Exemplary embodiment of the present invention has many advantages.The low latency formation that exemplary embodiment of the present invention provides the elimination expense relevant with the work queue unit to and defined and allow message is placed directly in formation to last required mechanism.Can realize these savings at the transmission and the receiving end of link.Simulation result has shown that use the present invention can make the stand-by period of node-to-node approximately reduce by half.In addition, exemplary embodiment can be operated mutually with other standard nodes that do not realize those exemplary embodiments, and does not have adverse effect (still not realizing the over-all properties benefit when realizing on two nodes).
As mentioned above, can realize embodiments of the invention to be used to implement the computer implemented processing of those processing and the form of device.Embodiments of the invention also can be with comprising tangible medium, realizing such as the form of the computer program code of the instruction that comprises in floppy disk, CD-ROMs, hard disk drive or any other computer-readable recording medium, wherein, when computer program code being loaded in the computing machine and being carried out by it, computing machine becomes and is used to implement device of the present invention.The present invention also form of general-purpose computers program code realizes, for example, no matter whether this program code is stored in the storage medium, is loaded into and/or is carried out or on some transmission mediums, such as electric wire or cable, transmit by optical fiber or through electromagnetic radiation by computing machine, wherein, when computer program code being loaded in the computing machine and being carried out by it, computing machine becomes and is used to implement device of the present invention.When carrying out on general purpose microprocessor, computer program code section configure microprocessor is so that create dedicated logic circuit.
Although reference example embodiment has described the present invention, it should be appreciated by those skilled in the art that and to make various changes and can replace its element, and do not deviate from scope of the present invention with equivalent.In addition, various parts can be realized with hardware, software or firmware or its combination in any.At last, can make various improvement and make particular condition or material be applicable to instruction of the present invention, and not deviate from its essential scope.Therefore, the invention is not restricted to conduct and be used to realize desired the best of the present invention or the disclosed specific embodiment of sole mode, but the present invention will comprise all embodiment that drop in the accessory claim book scope.Use first, second grade of term not represent any order or importance, first, second waits distinct elements and be to use term.Use one, one of term etc. not represent the restriction of quantity, there is at least one referenced items in the phase antirepresentation.
Claims (16)
1. right system of formation that is used to be provided for I/O-I/O adapter comprises:
Primary memory has transmit queue and receives formation;
The I/O adapter, the message self that is used for receiving on link is placed on described reception formation, and is used for being transmitted on link the message self that described transmit queue is preserved; And
Processor is communicated by letter with described I/O adapter with described primary memory, and the user that described processor is carried out in the described primary memory handles, and described user handles the access transmit queue and receives formation,
Wherein, described I/O adapter comprises the formation his-and-hers watches, and described formation his-and-hers watches comprise the transmit queue characteristic that is used for described transmit queue and are used for the reception formation characteristic of described reception formation.

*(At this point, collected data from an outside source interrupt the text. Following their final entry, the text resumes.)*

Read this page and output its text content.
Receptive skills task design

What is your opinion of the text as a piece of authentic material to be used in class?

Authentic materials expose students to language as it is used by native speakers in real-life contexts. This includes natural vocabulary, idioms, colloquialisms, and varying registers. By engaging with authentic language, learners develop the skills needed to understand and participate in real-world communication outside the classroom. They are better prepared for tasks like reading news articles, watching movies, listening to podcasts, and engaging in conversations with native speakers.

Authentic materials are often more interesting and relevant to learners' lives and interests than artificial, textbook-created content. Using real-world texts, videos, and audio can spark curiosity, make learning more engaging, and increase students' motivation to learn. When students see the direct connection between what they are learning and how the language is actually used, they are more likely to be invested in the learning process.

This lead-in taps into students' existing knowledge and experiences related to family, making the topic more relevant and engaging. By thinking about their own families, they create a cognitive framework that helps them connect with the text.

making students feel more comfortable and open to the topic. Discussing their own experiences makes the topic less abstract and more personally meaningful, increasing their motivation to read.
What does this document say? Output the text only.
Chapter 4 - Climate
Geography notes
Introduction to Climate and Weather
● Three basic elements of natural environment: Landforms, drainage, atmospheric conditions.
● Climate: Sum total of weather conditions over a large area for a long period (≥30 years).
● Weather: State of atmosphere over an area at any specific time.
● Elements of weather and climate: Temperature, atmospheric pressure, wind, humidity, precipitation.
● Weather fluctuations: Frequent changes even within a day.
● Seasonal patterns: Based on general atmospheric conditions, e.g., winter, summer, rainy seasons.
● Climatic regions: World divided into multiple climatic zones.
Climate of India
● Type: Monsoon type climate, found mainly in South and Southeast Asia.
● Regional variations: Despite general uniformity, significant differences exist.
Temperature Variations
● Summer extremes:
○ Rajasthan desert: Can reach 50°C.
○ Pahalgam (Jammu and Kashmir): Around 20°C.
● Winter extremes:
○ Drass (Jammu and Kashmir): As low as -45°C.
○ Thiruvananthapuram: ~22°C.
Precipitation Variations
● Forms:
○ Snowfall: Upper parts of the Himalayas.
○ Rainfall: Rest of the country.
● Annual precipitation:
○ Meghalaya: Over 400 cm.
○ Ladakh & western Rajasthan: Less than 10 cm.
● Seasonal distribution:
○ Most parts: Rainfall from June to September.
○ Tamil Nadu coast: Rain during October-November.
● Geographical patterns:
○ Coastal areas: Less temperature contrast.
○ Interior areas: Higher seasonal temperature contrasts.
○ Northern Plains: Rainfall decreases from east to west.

2. the system as claimed in claim 1, wherein, described transmit queue and described reception formation do not keep work queue unit-WQE.
3. the system as claimed in claim 1, wherein, described transmit queue characteristic comprises message-length.
4. the system as claimed in claim 1, wherein, described reception formation characteristic comprises message-length.
5. the system as claimed in claim 1, wherein, described formation his-and-hers watches comprise the transmit queue totalizer counter that is used for notifying described I/O adapter when message has been placed on the described transmit queue.
6. the system as claimed in claim 1, wherein, described characteristic comprises the transmit queue message count that each is finished.
7. the system as claimed in claim 1, wherein, described characteristic comprises that whether having the formation of reception finishes.
8. the system as claimed in claim 1, wherein, described user's processing configuration particular queue is right, so that described I/O adapter will point to the work queue unit-WQE of the message that receives and be placed on and be used for the right reception formation of that particular queue on described link, and on described link, transmit by being kept at the message that the WQE that is used for the right transmit queue of that particular queue points to.
9. right method of formation that is provided for I/O-I/O adapter comprises:
The message self that will be received on link by the I/O adapter is placed in the reception formation of primary memory;
Transmit the message self that is kept in the transmit queue by the I/O adapter on link, described transmit queue is in described primary memory;
Handle described transmit queue of access and described reception formation by the user, described user handle with described primary memory and processor that described I/O adapter is communicated by letter on carry out,
Wherein, described I/O adapter comprises the formation his-and-hers watches, and described formation his-and-hers watches comprise the transmit queue characteristic that is used for described transmit queue and are used for the reception formation characteristic of described reception formation.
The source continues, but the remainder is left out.